Yere tüküren, yolun sağından
yürümeyi bilmeyen, açık gördükleri her kadını “fahişe” yerine koymaktan
utanmayan insanlar, yalnızca bir oy vererek insanların ahlakına din yoluyla
tasallut edebileceklerini biliyor.
İyi de bunun eğitimle ilgisi ne?
İlgisi şu:
Çocuklara her türlü saçmalığı
öğretebilir, ezberletebilirsiniz. Bunu
hayvanlara da yapabilirsiniz. Hayvanları eğiterek uzaya bile gönderdik. Buna da “eğitim” diyebilirsiniz. Yalnız
hayvan eğitimiyle insan eğitimi arasındaki fark şudur: İnsan eğitiminde iş
uyarımla davranış elde etmenin yanı sıra bir de inan yavrusuna sebep-sonuç ilişkisi kurmak
yeteneğini kazandırmaktır.
Köpek, “otur” dendiğinde, oturur
ama bunun dışında kendi iradesiyle sebep sonuç ilişkisi kurarak eyleme geçemez.
Oysa insan yavrusu kendi başına her şeyi yapabilir. O halde insana kendi
toplumunun doğrularına ve yanlışlarına göre “neyi neden yapması veya yapmaması
gerektiği” öğretilmeli ki toplumda herkes birbirinden yanı davranış kalıplarını
göreceğini bilebilsin.
Tamam da Türk toplumunun “normlarını”
kim belirleyecek? Bu normlar Atatürk tarafından belirlenmiştir. Toplumumuzda
kadın erkek ilişkilerinden trafik davranışlarımıza kadar her şey, akılcılığa
dayandırılmış ve Türk millî varlığıyla ayağa kaldırılmıştır.
Bu nasıl gerçekleşmiştir? “
Dünyada Türk olarak varız! Dünyada Türk olarak bağımsız ve şerefle varız!”

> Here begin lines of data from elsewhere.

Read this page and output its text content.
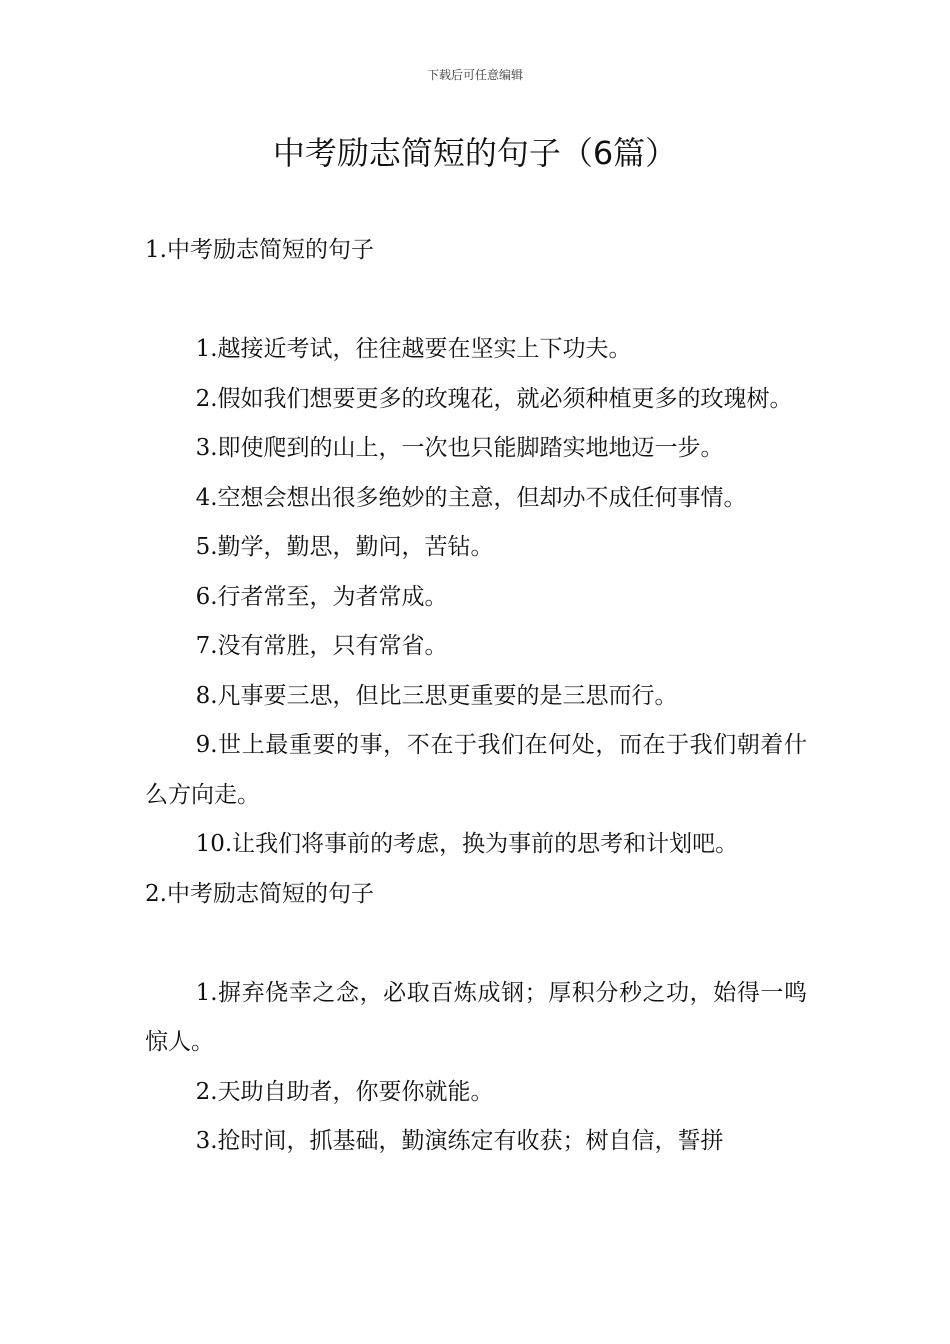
下载后可任意编辑
中考励志简短的句子（6篇）
1.中考励志简短的句子

1.越接近考试，往往越要在坚实上下功夫。

2.假如我们想要更多的玫瑰花，就必须种植更多的玫瑰树。

3.即使爬到的山上，一次也只能脚踏实地地迈一步。

4.空想会想出很多绝妙的主意，但却办不成任何事情。

5.勤学，勤思，勤问，苦钻。

6.行者常至，为者常成。

7.没有常胜，只有常省。

8.凡事要三思，但比三思更重要的是三思而行。

9.世上最重要的事，不在于我们在何处，而在于我们朝着什么方向走。

10.让我们将事前的考虑，换为事前的思考和计划吧。

2.中考励志简短的句子

1.摒弃侥幸之念，必取百炼成钢；厚积分秒之功，始得一鸣惊人。

2.天助自助者，你要你就能。

3.抢时间，抓基础，勤演练定有收获；树自信，誓拼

diyen çocuklar ders çalıştığında kimi,
nasıl müreffeh ve özgür kılacağını öğrenerek yetiştiriliyordu. Bugünse
Türklüğün anlamını bilmeyen çocuklar, yere tüküren, başı açık her kadına kötü
gözle bakan, şerit değiştirmeyi bilmeyen büyüklerinin elinde, soysuz menfaatperestler olarak yetiştiriliyor.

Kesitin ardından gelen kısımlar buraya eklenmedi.